Our lives have become so suffused with digital devices that it’s hard to imagine what things were like before. Watching a character in a dark alley in an old movie, I want to shout at the screen, “Use your cell phone, call for help!” Why don’t they ever listen?
Fortunately, what we can do is time-travel back to the past to rewrite these old stories in light of new technologies. Here, for example, is an excerpt from DeeDee Baldwin’s version of Pride and Prejudice as told through Facebook updates
Then there’s Matt Richtel’s take on Romeo and Juliet and texting
Juliet: Fakn death. C U Latr.
Romeo: gud plan.
So I’ve been thinking, what if Shakespeare had autocorrect on his quill pen? What if Wordsworth used speech-to-text instead of dictating his poems to his sister?
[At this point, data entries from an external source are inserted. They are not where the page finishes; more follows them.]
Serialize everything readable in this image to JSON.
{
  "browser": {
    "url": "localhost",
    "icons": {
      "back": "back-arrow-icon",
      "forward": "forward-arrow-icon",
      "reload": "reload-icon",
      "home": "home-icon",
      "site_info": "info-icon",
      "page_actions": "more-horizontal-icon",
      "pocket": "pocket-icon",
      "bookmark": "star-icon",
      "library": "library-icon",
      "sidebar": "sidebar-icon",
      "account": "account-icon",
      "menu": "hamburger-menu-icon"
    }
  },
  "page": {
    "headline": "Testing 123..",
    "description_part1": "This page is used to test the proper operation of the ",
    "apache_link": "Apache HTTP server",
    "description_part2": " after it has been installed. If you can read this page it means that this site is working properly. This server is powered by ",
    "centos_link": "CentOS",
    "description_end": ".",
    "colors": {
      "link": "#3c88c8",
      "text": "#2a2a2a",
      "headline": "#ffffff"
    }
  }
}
These new technologies aren’t perfect. You say one thing, Siri types another. Writers spoiled by auto-correct and spell-check are too impatient to proofread anything, so all sorts of funny, embarrassing, or disastrous messages are getting sent.
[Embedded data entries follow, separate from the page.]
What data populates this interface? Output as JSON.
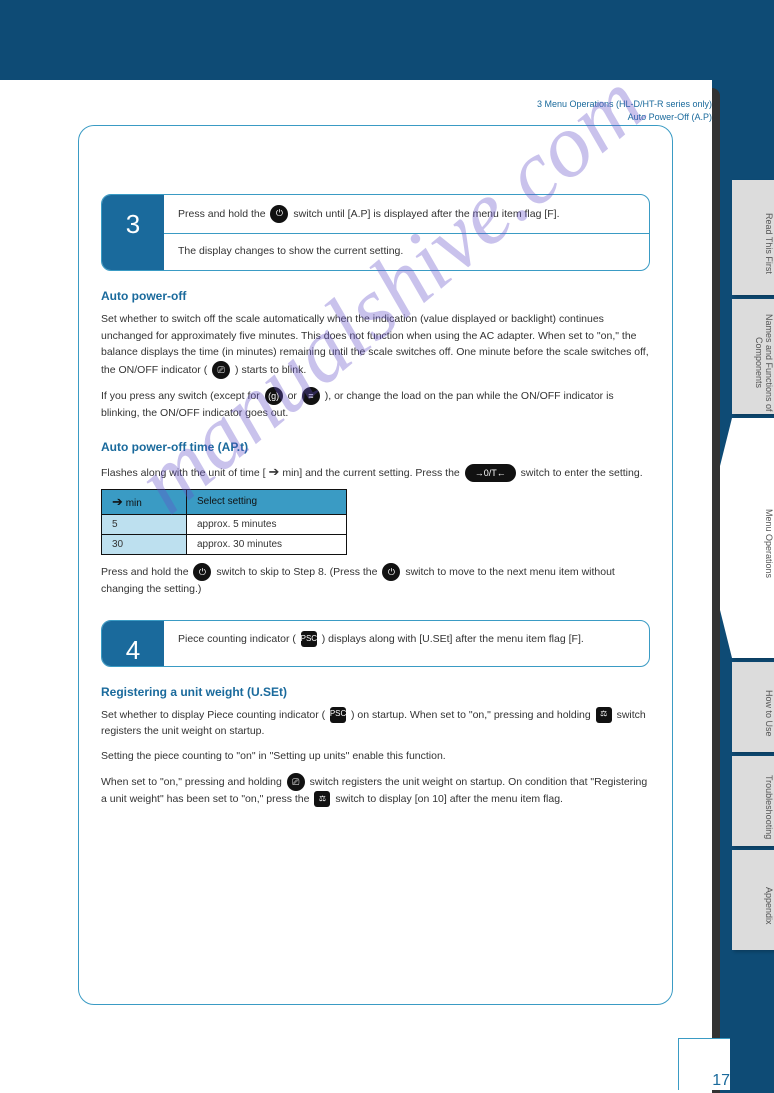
{
  "watermark": "manualshive.com",
  "header": {
    "line1": "3 Menu Operations (HL-D/HT-R series only)",
    "line2": "Auto Power-Off (A.P)"
  },
  "tabs": [
    "Read This First",
    "Names and Functions of Components",
    "Menu Operations",
    "How to Use",
    "Troubleshooting",
    "Appendix"
  ],
  "callout1": {
    "num": "3",
    "row1_pre": " Press and hold the ",
    "row1_post": " switch until [A.P] is displayed after the menu item flag [F].",
    "row2": "The display changes to show the current setting."
  },
  "section1": {
    "title": "Auto power-off",
    "p1_pre": "Set whether to switch off the scale automatically when the indication (value displayed or backlight) continues unchanged for approximately five minutes. This does not function when using the AC adapter. When set to \"on,\" the balance displays the time (in minutes) remaining until the scale switches off. One minute before the scale switches off, the ON/OFF indicator (",
    "p1_post": ") starts to blink.",
    "p2_pre": "If you press any switch (except for ",
    "p2_mid": " or ",
    "p2_post": "), or change the load on the pan while the ON/OFF indicator is blinking, the ON/OFF indicator goes out.",
    "title2": "Auto power-off time (AP.t)",
    "p3_pre": "Flashes along with the unit of time [ ",
    "p3_mid": " min] and the current setting. Press the ",
    "p3_post": " switch to enter the setting.",
    "tbl": {
      "h1": "min",
      "h2": "Select setting",
      "r1c1": "5",
      "r1c2": "approx. 5 minutes",
      "r2c1": "30",
      "r2c2": "approx. 30 minutes"
    },
    "note_pre": "Press and hold the ",
    "note_mid": " switch to skip to Step 8. (Press the ",
    "note_post": " switch to move to the next menu item without changing the setting.)"
  },
  "callout2": {
    "num": "4",
    "row_pre": "Piece counting indicator (",
    "row_post": ") displays along with [U.SEt] after the menu item flag [F]."
  },
  "section2": {
    "title": "Registering a unit weight (U.SEt)",
    "p1_pre": "Set whether to display Piece counting indicator (",
    "p1_mid": ") on startup. When set to \"on,\" pressing and holding ",
    "p1_post": " switch registers the unit weight on startup.",
    "p2": "Setting the piece counting to \"on\" in \"Setting up units\" enable this function.",
    "p3_pre": "When set to \"on,\" pressing and holding ",
    "p3_mid": " switch registers the unit weight on startup. On condition that \"Registering a unit weight\" has been set to \"on,\" press the ",
    "p3_post": " switch to display [on 10] after the menu item flag."
  },
  "pageNumber": "17"
}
But if these flawed but irresistible technologies had come along a few centuries ago, would Hamlet be soliloquizing, “Doobie or not doobie”? After all, the guy really needed to chill. Would Wordsworth have come across that host of golden daffodils as he wandered “lonely as a clown” o'er vales and hills?
Above: Patrick Stewart performs Hamlet’s soliloquy, “Letter B,” on Sesame Street. Below: Bozo the Clown solves the Riddle of the Sphinx as he wanders, lonely as clown, on his trip around the world (one of the less-offensive images from Bozo and His Rocket Ship [Capitol Records, 1946], a copy of which I owned, and memorized, as a child).
If the blind John Milton used text-to-speech for the epic Paradise Lost, we might be reading about “seitan chain’d on the burning lake” after the Fall, not Satan, and we'd be studying the seventeenth-century vegan poets, not the metaphysicals. And if William Blake, who illustrated his poems with etchings, had access to emoticons, his most famous poem, “Tyger, tyger burning bright,” might have wound up short enough to tweet. And Gulliver never gets back to England because Jonathan Swift upgraded to Apple Maps.
Above: The Tyger, from Songs of Innocence and Experience (1794), plate 42. Only part of the 24-line poem appears in this etching, although in other editions Blake inserted the whole poem in the illustration. Below: the full text of “The Tyger” if Blake had used emoji.
Back to the present, the keyboard may soon be ancient history. With speech-to-text on our all our digital devices, more and more writers are giving up typing in favor of the long-lost art of dictation.
Homer composed the Iliad and Odyssey out loud because in his day, that was the only way to create a poem, a story, or a memo (yes, a memo: there was plenty of business to be done in the days before writing, along with the occasional song to sing). But with voice recognition we’ve come full circle, and it won’t be long before today's writers throw away their quill pen apps, and “Siri, take a letter,” becomes “Siri, take a sonnet.”